Have you ever learned a new word and then seen that word used everywhere? Suddenly you read your new word in articles, see it on billboards and used ad nauseum by the color man during football games?
Now, was the word always there and you didn’t notice it, or has it just magically sprung into use while you slept? Or a combination of both?
I ask this because last night when I watching TV they said, and I quote:
Blog blog. Blog. Bloggety-blog blog. Bloggety-bloggety-bloggety blog. Blog. Blog, blog, blog, blog and blog. Blog. Blog…blog. Blog or blog? Blog. Blog, blog, blog.
BLOG!
And now, more blog.
O.K., maybe it wasn’t that bad. In fact, it was only one show on a cable station called Fuse. (Think MTV but with music videos.) The VJ was promoting the show’s blog.
And admittedly, I had spent the past hour reading posts on a great blog about business blogs by Rick E. Bruner called Business Blog Consulting.
It was at that moment that I got a sickening feeling in my stomach. That I had been turned into a promoter of yet another non-event in the history of the Web.

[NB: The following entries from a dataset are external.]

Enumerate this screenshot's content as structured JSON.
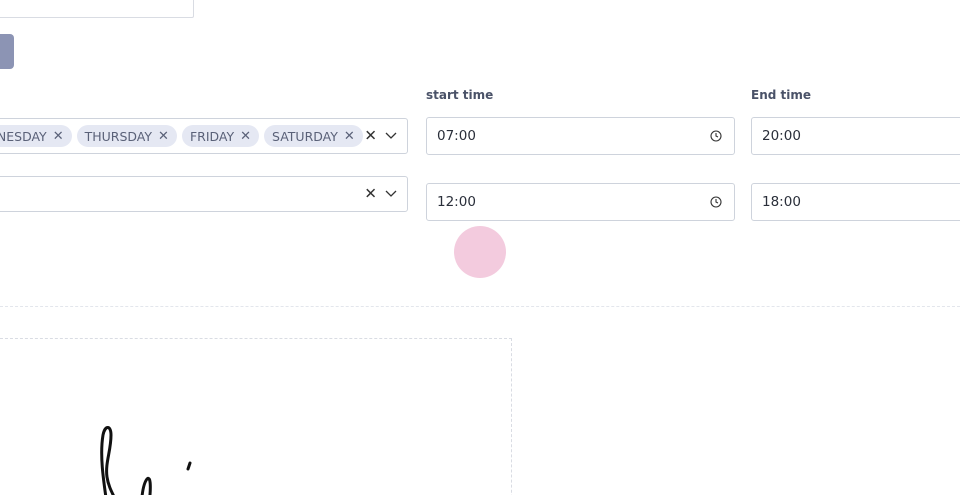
{
  "labels": {
    "start_time": "start time",
    "end_time": "End time"
  },
  "row1": {
    "days": [
      "WEDNESDAY",
      "THURSDAY",
      "FRIDAY",
      "SATURDAY"
    ],
    "start_time": "07:00",
    "end_time": "20:00"
  },
  "row2": {
    "days": [],
    "start_time": "12:00",
    "end_time": "18:00"
  },
  "colors": {
    "chip_bg": "#e5e8f3",
    "button": "#8c94b4",
    "touch_indicator": "#e9a0c3"
  },
  "icons": [
    "chip-remove-icon",
    "clear-icon",
    "chevron-down-icon",
    "clock-icon"
  ]
}
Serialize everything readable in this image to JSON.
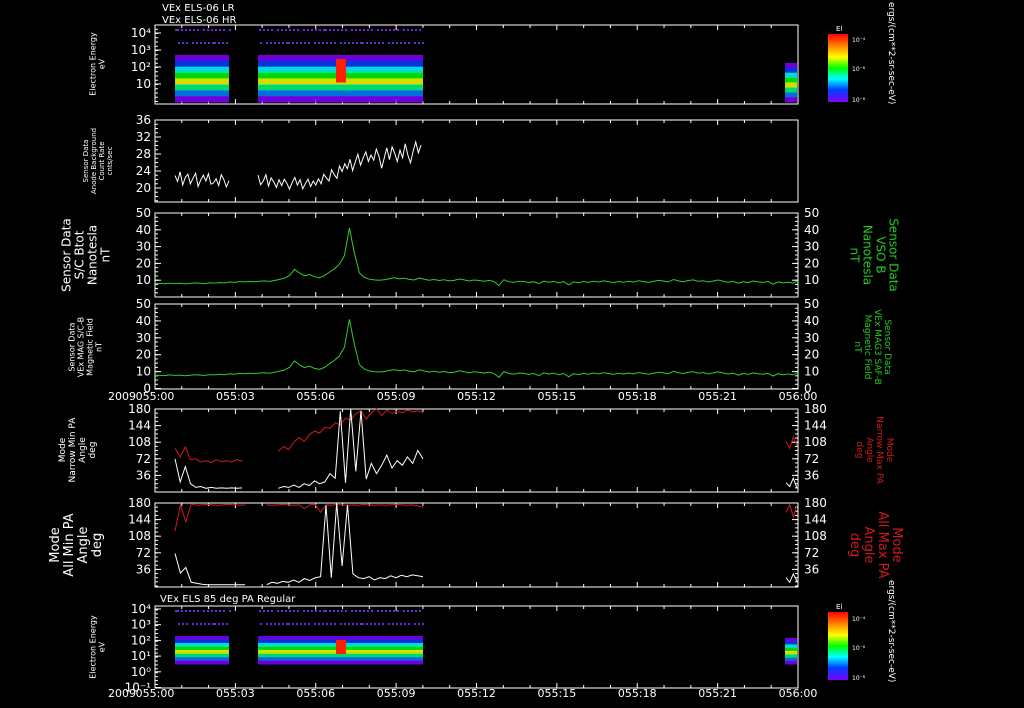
{
  "header": {
    "line1": "VEx ELS-06 LR",
    "line2": "VEx ELS-06 HR",
    "bottom_title": "VEx ELS 85 deg PA Regular"
  },
  "colorbar": {
    "label": "El",
    "unit": "ergs/(cm**2-sr-sec-eV)",
    "ticks": [
      "10⁻⁴",
      "10⁻⁶",
      "10⁻⁸"
    ]
  },
  "time_axis": {
    "year": "2009",
    "ticks": [
      "055:00",
      "055:03",
      "055:06",
      "055:09",
      "055:12",
      "055:15",
      "055:18",
      "055:21",
      "056:00"
    ]
  },
  "colors": {
    "background": "#000000",
    "axis": "#ffffff",
    "green_trace": "#33cc33",
    "green_label": "#22cc22",
    "red_trace": "#d21a1a",
    "white_trace": "#ffffff"
  },
  "chart_data": [
    {
      "type": "heatmap",
      "ylabel": [
        "Electron Energy",
        "eV"
      ],
      "yticks": [
        "10⁴",
        "10³",
        "10²",
        "10"
      ],
      "scale": "log",
      "data_segments_time": [
        [
          "055:00",
          "055:02.3"
        ],
        [
          "055:03.1",
          "055:09.4"
        ],
        [
          "055:23.9",
          "056:00"
        ]
      ]
    },
    {
      "type": "line",
      "ylabel": [
        "Sensor Data",
        "Anode Background",
        "Count Rate",
        "cnts/sec"
      ],
      "yticks": [
        "36",
        "32",
        "28",
        "24",
        "20"
      ],
      "ylim": [
        18,
        36
      ],
      "series": [
        {
          "values": [
            23.8,
            22.5,
            24.6,
            21.7,
            23.4,
            24.1,
            22.0,
            23.2,
            24.3,
            21.4,
            22.8,
            23.9,
            22.6,
            24.2,
            21.9,
            22.2,
            23.1,
            21.6,
            24.0,
            22.9,
            21.3,
            22.7,
            23.9,
            21.8,
            22.6,
            24.0,
            21.5,
            23.3,
            22.4,
            21.2,
            22.9,
            21.6,
            23.0,
            22.1,
            20.8,
            22.3,
            23.4,
            21.7,
            22.9,
            20.9,
            22.0,
            23.0,
            21.4,
            22.6,
            21.7,
            23.1,
            22.0,
            24.1,
            23.3,
            22.6,
            25.1,
            24.0,
            23.2,
            25.9,
            24.7,
            26.4,
            25.3,
            27.4,
            24.9,
            26.8,
            28.5,
            26.1,
            27.7,
            29.0,
            26.9,
            28.3,
            27.2,
            29.6,
            28.1,
            25.4,
            27.6,
            29.9,
            27.3,
            30.1,
            28.7,
            26.9,
            29.4,
            27.7,
            30.8,
            28.3,
            26.6,
            29.1,
            31.2,
            28.8,
            30.5
          ]
        }
      ]
    },
    {
      "type": "line",
      "ylabel": [
        "Sensor Data",
        "S/C Btot",
        "Nanotesla",
        "nT"
      ],
      "ylabel_right": [
        "Sensor Data",
        "VSO B",
        "Nanotesla",
        "nT"
      ],
      "yticks": [
        "50",
        "40",
        "30",
        "20",
        "10"
      ],
      "ylim": [
        0,
        50
      ],
      "series": [
        {
          "values": [
            8.0,
            8.1,
            7.9,
            8.3,
            8.0,
            8.2,
            7.8,
            8.1,
            8.4,
            8.2,
            8.0,
            8.5,
            8.3,
            8.6,
            8.4,
            8.9,
            8.7,
            9.2,
            9.0,
            9.3,
            9.1,
            9.4,
            9.6,
            9.3,
            9.8,
            10.5,
            11.2,
            12.8,
            16.5,
            14.2,
            12.6,
            13.4,
            12.1,
            11.5,
            12.7,
            14.9,
            16.8,
            19.5,
            24.6,
            41.0,
            26.2,
            14.3,
            11.8,
            10.6,
            10.2,
            10.0,
            10.3,
            10.9,
            11.4,
            10.8,
            11.2,
            10.5,
            10.1,
            11.3,
            10.6,
            10.0,
            10.4,
            9.8,
            10.3,
            9.6,
            9.9,
            10.7,
            10.2,
            9.5,
            10.1,
            9.8,
            9.4,
            9.9,
            9.2,
            6.8,
            10.3,
            9.1,
            8.7,
            9.4,
            9.2,
            8.6,
            9.1,
            7.9,
            9.5,
            8.8,
            9.3,
            8.4,
            9.1,
            7.2,
            9.0,
            8.5,
            9.2,
            8.7,
            9.4,
            8.9,
            9.6,
            9.1,
            8.6,
            9.3,
            8.8,
            9.4,
            8.9,
            9.7,
            9.2,
            8.7,
            9.3,
            9.9,
            9.5,
            9.0,
            10.4,
            9.6,
            9.1,
            9.8,
            10.2,
            9.3,
            9.7,
            8.9,
            9.5,
            10.1,
            9.4,
            8.8,
            9.3,
            8.2,
            9.1,
            8.6,
            9.5,
            9.0,
            8.7,
            9.2,
            7.6,
            9.0,
            8.4,
            8.8,
            8.3,
            9.6
          ]
        }
      ]
    },
    {
      "type": "line",
      "ylabel": [
        "Sensor Data",
        "VEx MAG S/C-B",
        "Magnetic Field",
        "nT"
      ],
      "ylabel_right": [
        "Sensor Data",
        "VEx MAG3 SAF-B",
        "Magnetic Field",
        "nT"
      ],
      "yticks": [
        "50",
        "40",
        "30",
        "20",
        "10",
        "0"
      ],
      "ylim": [
        0,
        50
      ],
      "series": [
        {
          "values": [
            8.0,
            8.1,
            7.9,
            8.3,
            8.0,
            8.2,
            7.8,
            8.1,
            8.4,
            8.2,
            8.0,
            8.5,
            8.3,
            8.6,
            8.4,
            8.9,
            8.7,
            9.2,
            9.0,
            9.3,
            9.1,
            9.4,
            9.6,
            9.3,
            9.8,
            10.5,
            11.2,
            12.8,
            16.5,
            14.2,
            12.6,
            13.4,
            12.1,
            11.5,
            12.7,
            14.9,
            16.8,
            19.5,
            24.6,
            41.0,
            26.2,
            14.3,
            11.8,
            10.6,
            10.2,
            10.0,
            10.3,
            10.9,
            11.4,
            10.8,
            11.2,
            10.5,
            10.1,
            11.3,
            10.6,
            10.0,
            10.4,
            9.8,
            10.3,
            9.6,
            9.9,
            10.7,
            10.2,
            9.5,
            10.1,
            9.8,
            9.4,
            9.9,
            9.2,
            6.8,
            10.3,
            9.1,
            8.7,
            9.4,
            9.2,
            8.6,
            9.1,
            7.9,
            9.5,
            8.8,
            9.3,
            8.4,
            9.1,
            7.2,
            9.0,
            8.5,
            9.2,
            8.7,
            9.4,
            8.9,
            9.6,
            9.1,
            8.6,
            9.3,
            8.8,
            9.4,
            8.9,
            9.7,
            9.2,
            8.7,
            9.3,
            9.9,
            9.5,
            9.0,
            10.4,
            9.6,
            9.1,
            9.8,
            10.2,
            9.3,
            9.7,
            8.9,
            9.5,
            10.1,
            9.4,
            8.8,
            9.3,
            8.2,
            9.1,
            8.6,
            9.5,
            9.0,
            8.7,
            9.2,
            7.6,
            9.0,
            8.4,
            8.8,
            8.3,
            9.6
          ]
        }
      ]
    },
    {
      "type": "line",
      "ylabel": [
        "Mode",
        "Narrow Min PA",
        "Angle",
        "deg"
      ],
      "ylabel_right": [
        "Mode",
        "Narrow Max PA",
        "Angle",
        "deg"
      ],
      "yticks": [
        "180",
        "144",
        "108",
        "72",
        "36"
      ],
      "ylim": [
        0,
        180
      ],
      "series": [
        {
          "values": [
            95,
            76,
            98,
            70,
            72,
            65,
            68,
            64,
            70,
            66,
            68,
            65,
            70,
            67,
            null,
            null,
            null,
            null,
            null,
            null,
            88,
            99,
            92,
            108,
            118,
            110,
            124,
            132,
            128,
            140,
            138,
            150,
            146,
            160,
            156,
            170,
            176,
            158,
            172,
            180,
            166,
            178,
            170,
            175,
            172,
            178,
            174,
            176,
            172
          ]
        },
        {
          "values": [
            72,
            22,
            55,
            18,
            10,
            12,
            8,
            10,
            8,
            9,
            8,
            9,
            8,
            9,
            null,
            null,
            null,
            null,
            null,
            null,
            8,
            12,
            10,
            15,
            10,
            18,
            14,
            24,
            18,
            22,
            40,
            30,
            175,
            20,
            180,
            45,
            176,
            28,
            62,
            40,
            58,
            80,
            52,
            68,
            58,
            76,
            62,
            90,
            72
          ]
        }
      ]
    },
    {
      "type": "line",
      "ylabel": [
        "Mode",
        "All Min PA",
        "Angle",
        "deg"
      ],
      "ylabel_right": [
        "Mode",
        "All Max PA",
        "Angle",
        "deg"
      ],
      "yticks": [
        "180",
        "144",
        "108",
        "72",
        "36"
      ],
      "ylim": [
        0,
        180
      ],
      "series": [
        {
          "values": [
            120,
            176,
            140,
            178,
            175,
            176,
            177,
            176,
            175,
            176,
            177,
            176,
            175,
            176,
            null,
            null,
            null,
            176,
            175,
            176,
            177,
            176,
            175,
            176,
            168,
            176,
            177,
            160,
            176,
            175,
            177,
            176,
            175,
            176,
            175,
            177,
            176,
            175,
            176,
            175,
            176,
            177,
            176,
            175,
            176,
            174,
            170
          ]
        },
        {
          "values": [
            72,
            30,
            42,
            10,
            8,
            6,
            5,
            5,
            5,
            5,
            5,
            5,
            5,
            5,
            null,
            null,
            null,
            5,
            10,
            8,
            12,
            10,
            15,
            10,
            18,
            14,
            20,
            22,
            175,
            20,
            180,
            45,
            176,
            28,
            20,
            18,
            22,
            15,
            20,
            18,
            24,
            20,
            25,
            22,
            26,
            24,
            22
          ]
        }
      ]
    },
    {
      "type": "heatmap",
      "title": "VEx ELS 85 deg PA Regular",
      "ylabel": [
        "Electron Energy",
        "eV"
      ],
      "yticks": [
        "10⁴",
        "10³",
        "10²",
        "10¹",
        "10⁰",
        "10⁻¹"
      ],
      "scale": "log"
    }
  ]
}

That blogs were no more important and would prove no more durable than "push technology" from the late nineties.
However, then I got to thinking about why I first started getting interested in blogs, and why I think they’re important.
I’m a Web developer by trade. (Hmmm…that makes me sound like I’m part of some guild, and I just missed making the blacksmith team.) At flyte, our goal is to build effective Web sites for clients and then help drive traffic to those sites. That includes search engine optimization, email marketing and other Internet-based marketing.
From what I initially read, and what I’ve found to be true since then, blogs can really help with marketing a business site. I’ve seen my blog traffic steadily rise and my ranking on important key phrases at Google come up on the first page…sometimes even hit number 1. I’ll admit, I haven’t spent too much time trying to drive this traffic to our company Web site, or convert it into business, but our pipeline is full so it hasn’t been my first priority.
In short, blogs probably are going to explode and then cool as tools of Internet marketing, as far as industry pundits are concerned. There’ll will just be too much hype, even if most Americans don’t yet know what a blog is. Like the Internet boom itself, blogs will be touted as the answer to all problems, then dismissed as being nothing but hype. The truth, of course, will lie somewhere in the middle.
For the time being I will continue to promote blogs to appropriate clients as an important part of their Internet Marketing Toolbox. Blogs help by:
- Allowing clients to make regular updates without the need of a Web master
- Creating more incoming links to their company Web site
- Giving a face or personality to their company (assuming they have one)
The more sticks in the fire, the more effective a site’s marketing will prove.